In fact, all three situations are equivalent with respect to the likelihood of $p_r$, because you don't care that the other candies are blue or yellow--all that matters is that they are not red. The situation would be precisely the same if instead of blue, yellow, and green, there are only two types of candies: red and not red. Essentially, you would be colorblind to any other color besides red. This is not the case if you were interested in estimating all of the parameters of the underlying multinomial distribution, but here, you are specifically asked about one color--or in your question, one DNA base.

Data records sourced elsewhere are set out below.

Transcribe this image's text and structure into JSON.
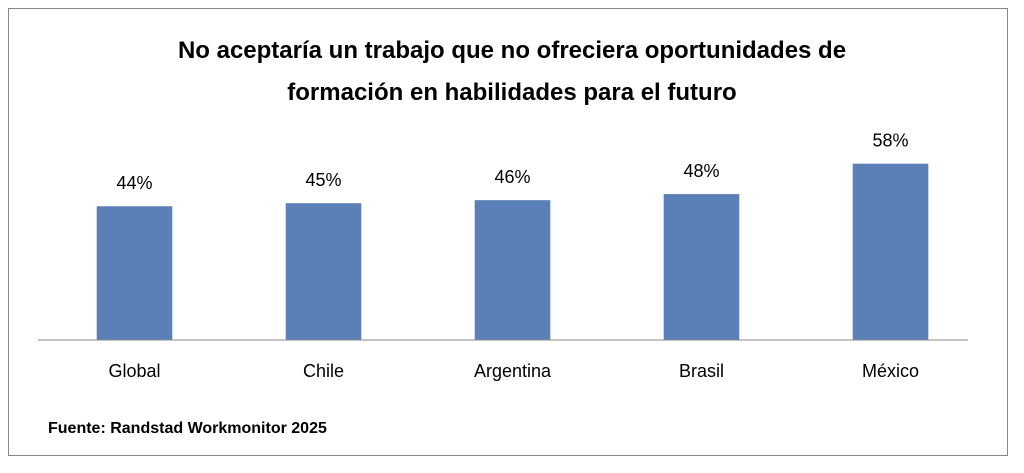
{
  "chart_data": {
    "type": "bar",
    "title": "No aceptaría un trabajo que no ofreciera oportunidades de formación en habilidades para el futuro",
    "categories": [
      "Global",
      "Chile",
      "Argentina",
      "Brasil",
      "México"
    ],
    "values": [
      44,
      45,
      46,
      48,
      58
    ],
    "value_labels": [
      "44%",
      "45%",
      "46%",
      "48%",
      "58%"
    ],
    "color": "#5b80b8",
    "ylim": [
      0,
      100
    ],
    "source": "Fuente: Randstad Workmonitor 2025"
  }
}
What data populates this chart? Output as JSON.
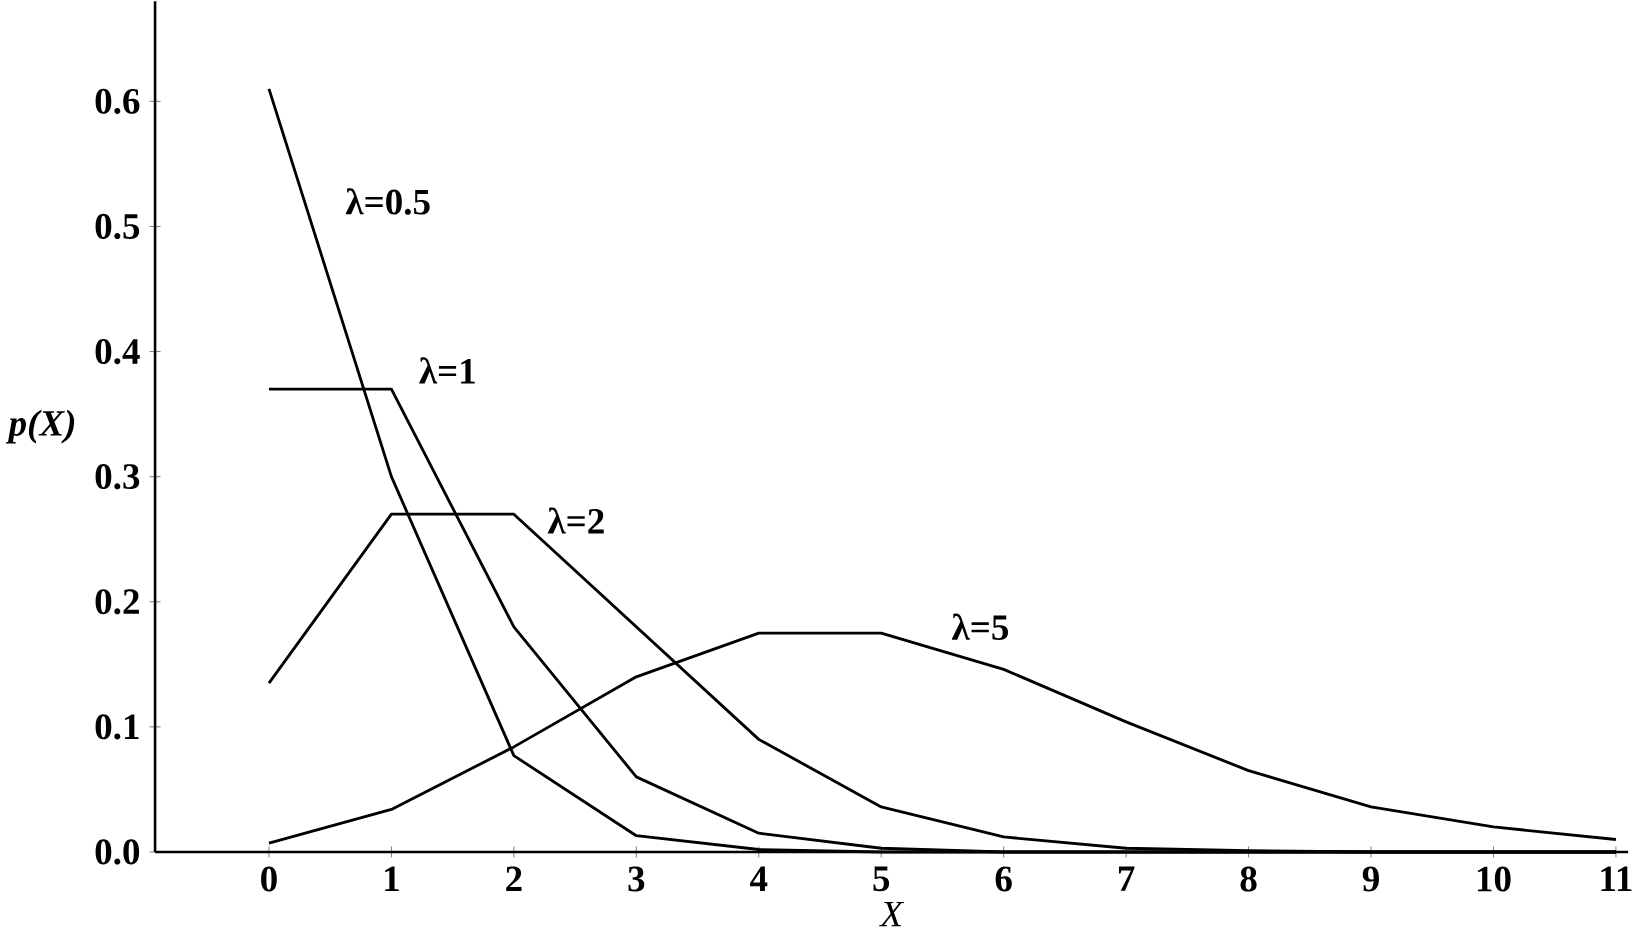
{
  "chart_data": {
    "type": "line",
    "xlabel": "X",
    "ylabel": "p(X)",
    "x": [
      0,
      1,
      2,
      3,
      4,
      5,
      6,
      7,
      8,
      9,
      10,
      11
    ],
    "series": [
      {
        "name": "λ=0.5",
        "color": "#000000",
        "values": [
          0.61,
          0.3,
          0.077,
          0.013,
          0.002,
          0,
          0,
          0,
          0,
          0,
          0,
          0
        ]
      },
      {
        "name": "λ=1",
        "color": "#000000",
        "values": [
          0.37,
          0.37,
          0.18,
          0.06,
          0.015,
          0.003,
          0,
          0,
          0,
          0,
          0,
          0
        ]
      },
      {
        "name": "λ=2",
        "color": "#000000",
        "values": [
          0.135,
          0.27,
          0.27,
          0.18,
          0.09,
          0.036,
          0.012,
          0.003,
          0.001,
          0,
          0,
          0
        ]
      },
      {
        "name": "λ=5",
        "color": "#000000",
        "values": [
          0.007,
          0.034,
          0.084,
          0.14,
          0.175,
          0.175,
          0.146,
          0.104,
          0.065,
          0.036,
          0.02,
          0.01
        ]
      }
    ],
    "xlim": [
      -0.93,
      11.1
    ],
    "ylim": [
      0,
      0.68
    ],
    "xticks": [
      0,
      1,
      2,
      3,
      4,
      5,
      6,
      7,
      8,
      9,
      10,
      11
    ],
    "yticks": [
      {
        "value": 0,
        "label": "0.0"
      },
      0.1,
      0.2,
      0.3,
      0.4,
      0.5,
      0.6
    ],
    "grid": false,
    "legend": false,
    "marker": "none",
    "line_style": "solid"
  }
}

Therefore, we will reframe your question. The order of observed bases is irrelevant. All that matters is the number of bases that are "C" out of those observed. And this is a binomial random variable $X_2$ with parameters $n$ and $p_2$, where $p_2$ is the parameter to be estimated.

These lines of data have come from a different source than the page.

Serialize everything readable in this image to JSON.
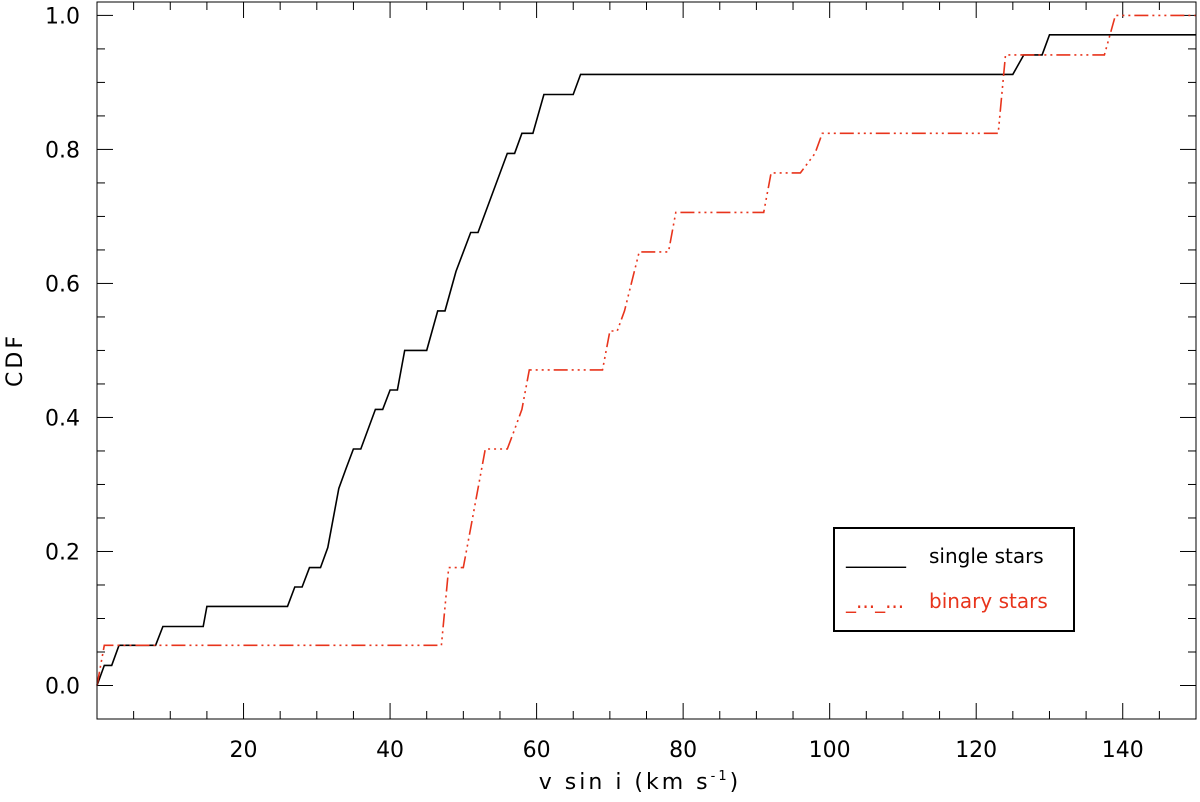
{
  "chart_data": {
    "type": "line",
    "xlabel": "v sin i (km s",
    "xlabel_sup": "-1",
    "xlabel_close": ")",
    "ylabel": "CDF",
    "xlim": [
      0,
      150
    ],
    "ylim": [
      -0.05,
      1.02
    ],
    "x_ticks": [
      20,
      40,
      60,
      80,
      100,
      120,
      140
    ],
    "y_ticks": [
      0.0,
      0.2,
      0.4,
      0.6,
      0.8,
      1.0
    ],
    "x_tick_labels": [
      "20",
      "40",
      "60",
      "80",
      "100",
      "120",
      "140"
    ],
    "y_tick_labels": [
      "0.0",
      "0.2",
      "0.4",
      "0.6",
      "0.8",
      "1.0"
    ],
    "legend": {
      "placement": "lower-right",
      "entries": [
        {
          "sample": "______",
          "label": "single stars",
          "color": "#000000"
        },
        {
          "sample": "_..._...",
          "label": "binary stars",
          "color": "#e8341c"
        }
      ]
    },
    "series": [
      {
        "name": "single stars",
        "color": "#000000",
        "style": "solid",
        "points": [
          [
            0,
            0
          ],
          [
            1,
            0.03
          ],
          [
            2,
            0.03
          ],
          [
            3,
            0.06
          ],
          [
            8,
            0.06
          ],
          [
            9,
            0.088
          ],
          [
            14.5,
            0.088
          ],
          [
            15,
            0.118
          ],
          [
            26,
            0.118
          ],
          [
            27,
            0.147
          ],
          [
            28,
            0.147
          ],
          [
            29,
            0.176
          ],
          [
            30.5,
            0.176
          ],
          [
            31.5,
            0.206
          ],
          [
            33,
            0.294
          ],
          [
            34,
            0.324
          ],
          [
            35,
            0.353
          ],
          [
            36,
            0.353
          ],
          [
            38,
            0.412
          ],
          [
            39,
            0.412
          ],
          [
            40,
            0.441
          ],
          [
            41,
            0.441
          ],
          [
            42,
            0.5
          ],
          [
            45,
            0.5
          ],
          [
            46.5,
            0.559
          ],
          [
            47.5,
            0.559
          ],
          [
            49,
            0.618
          ],
          [
            51,
            0.676
          ],
          [
            52,
            0.676
          ],
          [
            56,
            0.794
          ],
          [
            57,
            0.794
          ],
          [
            58,
            0.824
          ],
          [
            59.5,
            0.824
          ],
          [
            61,
            0.882
          ],
          [
            65,
            0.882
          ],
          [
            66,
            0.912
          ],
          [
            125,
            0.912
          ],
          [
            126.5,
            0.941
          ],
          [
            129,
            0.941
          ],
          [
            130,
            0.971
          ],
          [
            150,
            0.971
          ]
        ]
      },
      {
        "name": "binary stars",
        "color": "#e8341c",
        "style": "dash-dot-dot",
        "points": [
          [
            0,
            0
          ],
          [
            1,
            0.06
          ],
          [
            47,
            0.06
          ],
          [
            48,
            0.176
          ],
          [
            50,
            0.176
          ],
          [
            51,
            0.235
          ],
          [
            52,
            0.294
          ],
          [
            53,
            0.353
          ],
          [
            56,
            0.353
          ],
          [
            57,
            0.382
          ],
          [
            58,
            0.412
          ],
          [
            59,
            0.471
          ],
          [
            69,
            0.471
          ],
          [
            70,
            0.529
          ],
          [
            71,
            0.529
          ],
          [
            72,
            0.559
          ],
          [
            74,
            0.647
          ],
          [
            78,
            0.647
          ],
          [
            79,
            0.706
          ],
          [
            91,
            0.706
          ],
          [
            92,
            0.765
          ],
          [
            96,
            0.765
          ],
          [
            98,
            0.794
          ],
          [
            99,
            0.824
          ],
          [
            123,
            0.824
          ],
          [
            124,
            0.941
          ],
          [
            137.5,
            0.941
          ],
          [
            139,
            1.0
          ],
          [
            150,
            1.0
          ]
        ]
      }
    ]
  }
}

Consequently, you observed $X_2 = 1$ with $n = 3$, and $$f(p_2 \mid X_2 = 1) = \frac{\Pr[X_2 = 1 \mid p_2]f(p_2)}{\Pr[X_2 = 1]}.$$ The prior, $f(p_2)$, is uniform on $[0,1]$, thus $f(p_2) = 1$ for $0 \le p_2 \le 1$. The observed value conditional on $p_2$ is $$\Pr[X_2 = 1 \mid p_2] = \binom{3}{1} p_2^1 (1 - p_2)^{3-1} = 3 p_2 (1-p_2)^2.$$ The marginal distribution is $$\Pr[X_1 = 1] = \int_{p_2 = 0}^1 \Pr[X_2 = 1 \mid p_2] f(p_2) \, dp_2 = \int_{p_2 = 0}^1 3 p_2 (1-p_2)^2 \, dp_2 = \frac{1}{4}.$$ Consequently $$f(p_2 \mid X_2 = 1) = 12 p_2 (1-p_2)^2, \quad 0 \le p_2 \le 1.$$ This is the posterior distribution of $p_2$ based on the observed data and uniform prior. The posterior predictive distribution is clearly Bernoulli: it is a random variable, say $B$, whose value is $1$ if the next letter is "C", and $0$ otherwise. We compute $$\begin{align} \Pr[B = 1 \mid X_2 = 1] &= \int_{p_2 = 0}^1 \Pr[B = 1 \mid p_2]f(p_2 \mid X_2 = 1) \, dp_2 \\ &= \int_{p_2 = 0}^1 p_2 \cdot 12 p_2 (1-p_2)^2 \, dp_2 \\ &= \frac{2}{5} \end{align}$$ as claimed.
Note that you did obtain the correct posterior distribution, but through wrong reasoning: the assumption that the frequencies of the other letters are equal need not, and should not, be made. The main problem, however, is that your calculation of the posterior predictive is not correct.